When I’m annotating NERs Prodigy suggests a fair number (maybe 15%) of candidates that are just whitespace. This seems odd to me, but I figure it’s just the model making mistakes so I mark them wrong. However, I just saw a string of candidates that looked like this
It seems like the English models have a tendency to label \n as GPE – see this issue reported on the spaCy issue tracker. (Interestingly, in the last comment, a user notes that this also happened when training a model from scratch on their own data.)
So it’s definitely possible that the entity here is actually a space + newline character suggested by spaCy’s model. Visually, it’s a little unfortunate, since it causes the entity label to break onto the new line. Given the web app’s rendering algorithm for NER, it’s unlikely to get the highlighting wrong – but you can annotate the task, save it and check it out in your dataset, just to be sure.
Btw, just had an idea for the front-end: In general, we do want Prodigy to always render whitespace as it comes in (as discussed here – your issue is actually a perfect example of why it matters). But how about a config option that will show visual indicators for whitespace characters? You know, like that setting in MS Word: a · for a space, ⇥ for a tab, ︎ for a newline and so on.
I don’t think it’s bad for the entity label to break over onto the next line. Regardless of which line the label appears on, the rendering communicates to the annotator that whitespace was hypothesized as a GPE, which is what matters.

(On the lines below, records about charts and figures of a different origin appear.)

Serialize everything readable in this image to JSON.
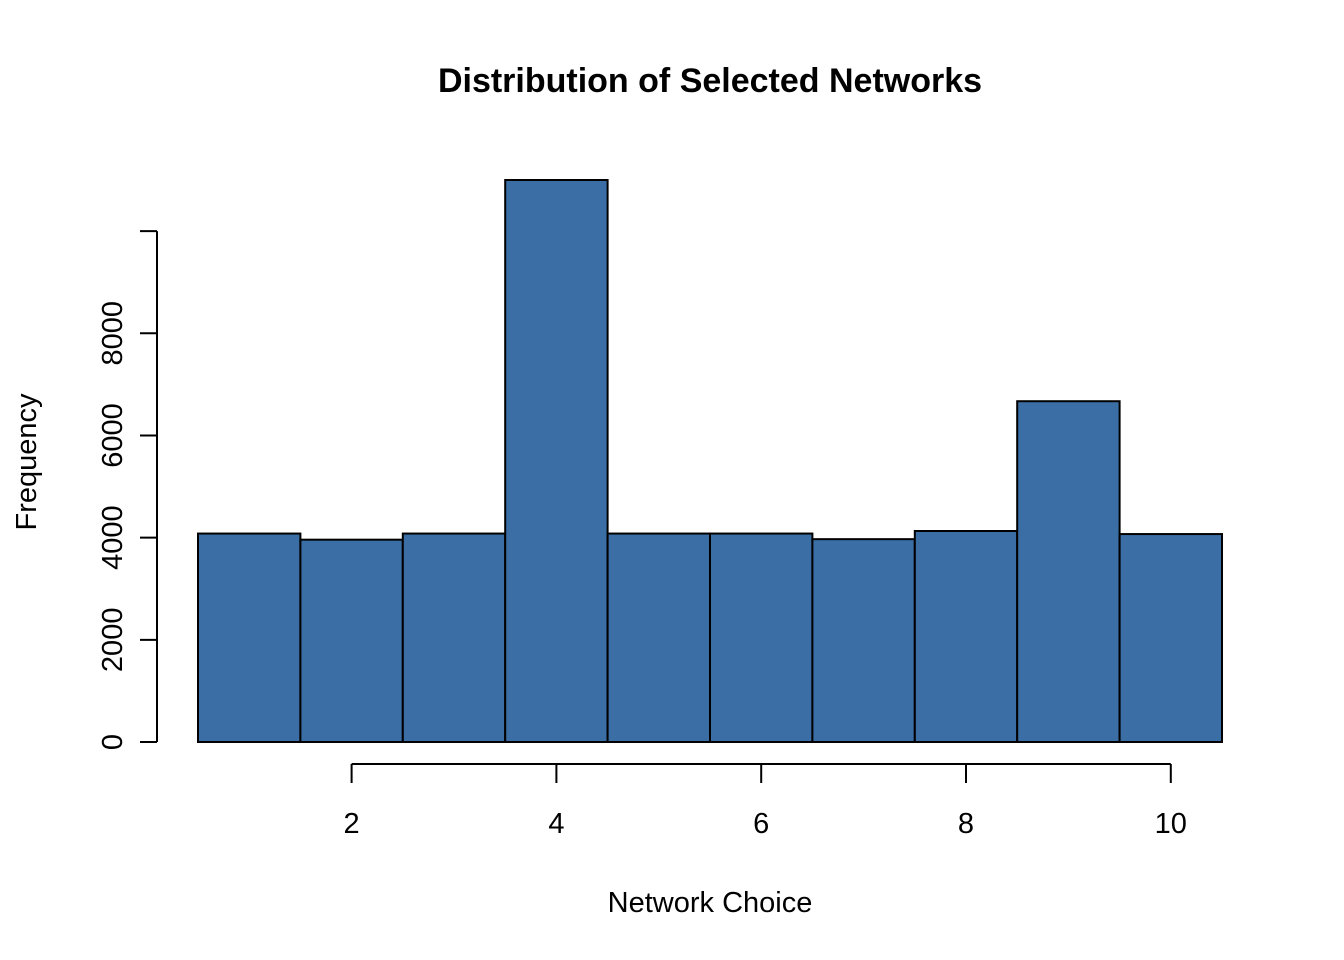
{
  "chart_data": {
    "type": "bar",
    "title": "Distribution of Selected Networks",
    "xlabel": "Network Choice",
    "ylabel": "Frequency",
    "x": [
      1,
      2,
      3,
      4,
      5,
      6,
      7,
      8,
      9,
      10
    ],
    "values": [
      4080,
      3960,
      4080,
      11000,
      4080,
      4080,
      3970,
      4130,
      6670,
      4070
    ],
    "bin_width": 1,
    "xlim": [
      0.5,
      10.5
    ],
    "ylim": [
      0,
      11000
    ],
    "x_ticks": [
      2,
      4,
      6,
      8,
      10
    ],
    "y_ticks": [
      0,
      2000,
      4000,
      6000,
      8000,
      10000
    ],
    "y_tick_labels": [
      "0",
      "2000",
      "4000",
      "6000",
      "8000",
      ""
    ],
    "bar_color": "#3a6ea5",
    "grid": false,
    "legend": "none"
  }
}
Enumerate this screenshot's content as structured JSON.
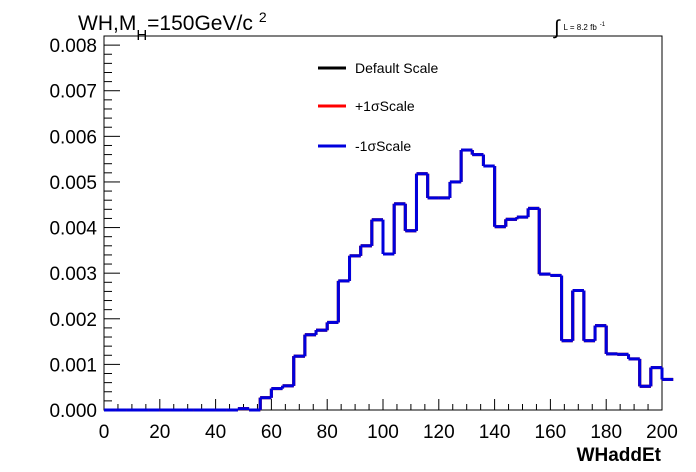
{
  "chart_data": {
    "type": "line",
    "title_parts": {
      "prefix": "WH,M",
      "subscript": "H",
      "main": "=150GeV/c",
      "superscript": "2"
    },
    "luminosity": {
      "integral": "∫",
      "text": "L = 8.2 fb",
      "exponent": "-1"
    },
    "xlabel": "WHaddEt",
    "ylabel": "",
    "xlim": [
      0,
      200
    ],
    "ylim": [
      0,
      0.0082
    ],
    "x_ticks": [
      "0",
      "20",
      "40",
      "60",
      "80",
      "100",
      "120",
      "140",
      "160",
      "180",
      "200"
    ],
    "y_ticks": [
      "0.000",
      "0.001",
      "0.002",
      "0.003",
      "0.004",
      "0.005",
      "0.006",
      "0.007",
      "0.008"
    ],
    "legend_position": "top-center",
    "bin_width": 4,
    "bin_edges_start": 0,
    "series": [
      {
        "name": "Default Scale",
        "color": "#000000",
        "values": [
          0,
          0,
          0,
          0,
          0,
          0,
          0,
          0,
          0,
          0,
          0,
          0,
          3e-05,
          0,
          0.00027,
          0.00047,
          0.00053,
          0.00118,
          0.00165,
          0.00175,
          0.00192,
          0.00283,
          0.00338,
          0.0036,
          0.00417,
          0.00342,
          0.00452,
          0.00393,
          0.00518,
          0.00465,
          0.00465,
          0.005,
          0.0057,
          0.0056,
          0.00535,
          0.00402,
          0.00418,
          0.00423,
          0.00442,
          0.00298,
          0.00295,
          0.00152,
          0.00262,
          0.00152,
          0.00185,
          0.00123,
          0.00122,
          0.00112,
          0.00052,
          0.00093,
          0.00067
        ]
      },
      {
        "name": "+1σScale",
        "color": "#ff0000",
        "values": [
          0,
          0,
          0,
          0,
          0,
          0,
          0,
          0,
          0,
          0,
          0,
          0,
          3e-05,
          0,
          0.00027,
          0.00047,
          0.00053,
          0.00118,
          0.00165,
          0.00175,
          0.00192,
          0.00283,
          0.00338,
          0.0036,
          0.00417,
          0.00342,
          0.00452,
          0.00393,
          0.00518,
          0.00465,
          0.00465,
          0.005,
          0.0057,
          0.0056,
          0.00535,
          0.00402,
          0.00418,
          0.00423,
          0.00442,
          0.00298,
          0.00295,
          0.00152,
          0.00262,
          0.00152,
          0.00185,
          0.00123,
          0.00122,
          0.00112,
          0.00052,
          0.00093,
          0.00067
        ]
      },
      {
        "name": "-1σScale",
        "color": "#0000dd",
        "values": [
          0,
          0,
          0,
          0,
          0,
          0,
          0,
          0,
          0,
          0,
          0,
          0,
          3e-05,
          0,
          0.00027,
          0.00047,
          0.00053,
          0.00118,
          0.00165,
          0.00175,
          0.00192,
          0.00283,
          0.00338,
          0.0036,
          0.00417,
          0.00342,
          0.00452,
          0.00393,
          0.00518,
          0.00465,
          0.00465,
          0.005,
          0.0057,
          0.0056,
          0.00535,
          0.00402,
          0.00418,
          0.00423,
          0.00442,
          0.00298,
          0.00295,
          0.00152,
          0.00262,
          0.00152,
          0.00185,
          0.00123,
          0.00122,
          0.00112,
          0.00052,
          0.00093,
          0.00067
        ]
      }
    ]
  }
}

Visual indicators for whitespace characters could be helpful. I would want it to be something that you could toggle on and off during an annotation session, the same way you can toggle them in a word processor. Most of the time you wouldn’t want to see the indicators (since they’re probably not displayed in the original document), but it would be helpful to quickly toggle them on in cases like this when you want to know why something looks weird.